Araucaria angustifolia (Bert.) O. Kuntze is a species critically endangered of extinction and its development and propagation is strongly affected by abiotic stress. We have previously shown the activation of uncoupling protein in A. angustifolia embryogenic stem cells subjected to cold stress. Now, we have furthered those studies by exposing these cells to cold stress (4 ± 1 °C for either 24 or 48 h) and evaluating parameters associated with oxidative stress and alterations in the cellular and mitochondrial responses. Cold stress affect the H2O2 levels and lipid peroxidation increased after both stress condition, an effect associated with the decrease in the activities of peroxidases, catalase and ascorbate/dehydroascorbate ratio. On the other hand, the activities of ascorbate peroxidase, monodehydroascorbate and dehydroascorbate reductases increased as an indication of adaptation. Another important impact of cold stress conditions was the decrease of external alternative NAD(P)H dehydrogenases activity and the increase of mitochondrial mass. These results show that cold stress induces oxidative stress in A. angustifolia embryogenic cells, which results in activation of the glutathione-ascorbate cycle as a compensation for the decrease in the activities of catalase, peroxidases, and external NAD(P)H dehydrogenases. Our results contribute to the understanding of the pathways that gymnosperms employ to overcome oxidative stress, which must be explored in order to improve the methods of conservation and propagation of A. angustifolia.

Acknowledgements

The authors thank Dr.
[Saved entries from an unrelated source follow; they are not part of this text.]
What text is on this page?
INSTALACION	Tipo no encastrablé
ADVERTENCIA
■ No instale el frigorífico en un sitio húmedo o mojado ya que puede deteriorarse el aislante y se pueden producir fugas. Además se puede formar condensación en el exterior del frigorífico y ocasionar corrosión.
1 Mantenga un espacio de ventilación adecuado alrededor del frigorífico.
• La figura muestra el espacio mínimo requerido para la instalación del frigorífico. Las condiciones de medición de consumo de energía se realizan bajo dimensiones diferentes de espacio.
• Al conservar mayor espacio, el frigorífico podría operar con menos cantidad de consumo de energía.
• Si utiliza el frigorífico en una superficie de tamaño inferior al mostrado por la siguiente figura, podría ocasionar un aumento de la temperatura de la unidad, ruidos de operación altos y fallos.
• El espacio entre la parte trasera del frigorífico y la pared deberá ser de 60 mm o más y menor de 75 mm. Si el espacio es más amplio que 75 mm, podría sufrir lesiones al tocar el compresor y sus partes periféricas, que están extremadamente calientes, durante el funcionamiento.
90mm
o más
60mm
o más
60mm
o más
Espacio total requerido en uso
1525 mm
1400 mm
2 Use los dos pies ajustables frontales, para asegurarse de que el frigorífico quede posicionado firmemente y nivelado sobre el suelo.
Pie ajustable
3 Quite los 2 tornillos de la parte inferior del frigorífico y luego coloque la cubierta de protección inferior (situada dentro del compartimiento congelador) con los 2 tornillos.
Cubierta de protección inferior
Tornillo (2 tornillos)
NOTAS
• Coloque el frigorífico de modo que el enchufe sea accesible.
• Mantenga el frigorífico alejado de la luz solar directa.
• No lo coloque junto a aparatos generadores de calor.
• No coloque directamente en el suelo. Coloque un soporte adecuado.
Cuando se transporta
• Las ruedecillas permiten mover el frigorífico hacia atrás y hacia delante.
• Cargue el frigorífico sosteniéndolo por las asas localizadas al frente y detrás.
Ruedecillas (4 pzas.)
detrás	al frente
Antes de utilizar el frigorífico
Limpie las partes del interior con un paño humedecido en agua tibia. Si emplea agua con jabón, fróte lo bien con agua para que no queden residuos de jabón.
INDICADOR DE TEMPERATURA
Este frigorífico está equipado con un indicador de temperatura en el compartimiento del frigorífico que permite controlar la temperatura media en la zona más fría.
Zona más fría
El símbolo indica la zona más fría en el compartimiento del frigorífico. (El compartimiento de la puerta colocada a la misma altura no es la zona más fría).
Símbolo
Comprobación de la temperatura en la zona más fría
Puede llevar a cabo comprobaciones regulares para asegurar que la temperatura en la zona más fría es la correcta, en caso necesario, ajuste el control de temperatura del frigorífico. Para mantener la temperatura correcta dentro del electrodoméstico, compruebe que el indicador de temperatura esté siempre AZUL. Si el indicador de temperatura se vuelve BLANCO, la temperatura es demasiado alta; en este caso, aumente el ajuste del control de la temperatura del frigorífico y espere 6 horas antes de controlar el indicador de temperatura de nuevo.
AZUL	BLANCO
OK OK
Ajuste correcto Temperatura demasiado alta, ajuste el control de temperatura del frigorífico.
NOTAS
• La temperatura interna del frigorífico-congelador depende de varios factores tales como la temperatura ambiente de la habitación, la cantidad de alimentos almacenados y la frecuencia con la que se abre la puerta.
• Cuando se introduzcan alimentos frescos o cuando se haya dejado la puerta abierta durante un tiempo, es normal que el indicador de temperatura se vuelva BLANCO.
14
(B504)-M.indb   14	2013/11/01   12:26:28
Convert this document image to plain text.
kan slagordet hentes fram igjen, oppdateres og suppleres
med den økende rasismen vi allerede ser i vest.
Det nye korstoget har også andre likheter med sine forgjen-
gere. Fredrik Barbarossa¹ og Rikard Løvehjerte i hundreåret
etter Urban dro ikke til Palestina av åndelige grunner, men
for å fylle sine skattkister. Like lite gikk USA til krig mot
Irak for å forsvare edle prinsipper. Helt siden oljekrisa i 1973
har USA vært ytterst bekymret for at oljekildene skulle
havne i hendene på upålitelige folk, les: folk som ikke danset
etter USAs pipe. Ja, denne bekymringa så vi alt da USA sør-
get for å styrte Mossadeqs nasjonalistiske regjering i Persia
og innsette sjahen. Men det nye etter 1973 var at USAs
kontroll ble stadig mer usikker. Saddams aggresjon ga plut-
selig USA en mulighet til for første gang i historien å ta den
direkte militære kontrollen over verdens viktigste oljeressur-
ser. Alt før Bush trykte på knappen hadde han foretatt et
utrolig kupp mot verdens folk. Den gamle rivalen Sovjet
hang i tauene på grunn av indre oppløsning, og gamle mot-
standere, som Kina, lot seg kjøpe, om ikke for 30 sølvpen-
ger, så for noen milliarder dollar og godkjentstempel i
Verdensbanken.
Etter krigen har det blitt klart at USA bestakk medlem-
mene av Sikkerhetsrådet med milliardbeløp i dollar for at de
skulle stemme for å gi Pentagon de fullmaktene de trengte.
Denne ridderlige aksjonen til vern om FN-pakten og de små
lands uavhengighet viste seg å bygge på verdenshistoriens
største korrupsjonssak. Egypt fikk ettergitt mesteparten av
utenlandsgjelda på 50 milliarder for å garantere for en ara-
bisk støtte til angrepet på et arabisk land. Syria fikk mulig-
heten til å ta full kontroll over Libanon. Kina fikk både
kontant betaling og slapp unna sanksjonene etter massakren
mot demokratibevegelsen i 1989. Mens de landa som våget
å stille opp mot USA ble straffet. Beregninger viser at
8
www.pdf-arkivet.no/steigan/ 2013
Ian Max Møller for your valuable comments and suggestions.

Disclosure statement

No potential conflict of interest was reported by the authors.

Additional information

Funding

This investigation was supported by the Brazilian research funding agencies CNPq, CAPES, and INCT (Processos Redox em Biomedicina). Grant support was provided by the Coordenação de Aperfeiçoamento de Pessoal de Nível Superior – CAPES, FINEP (CT-Infra), Conselho Nacional de Desenvolvimento Científico e Tecnológico – CNPq (process 311629/2013-0), and INCT Redoxoma (process 573530/2008-4). The funders had no role in the study design, data collection and analysis, decision to publish, or preparation of the manuscript.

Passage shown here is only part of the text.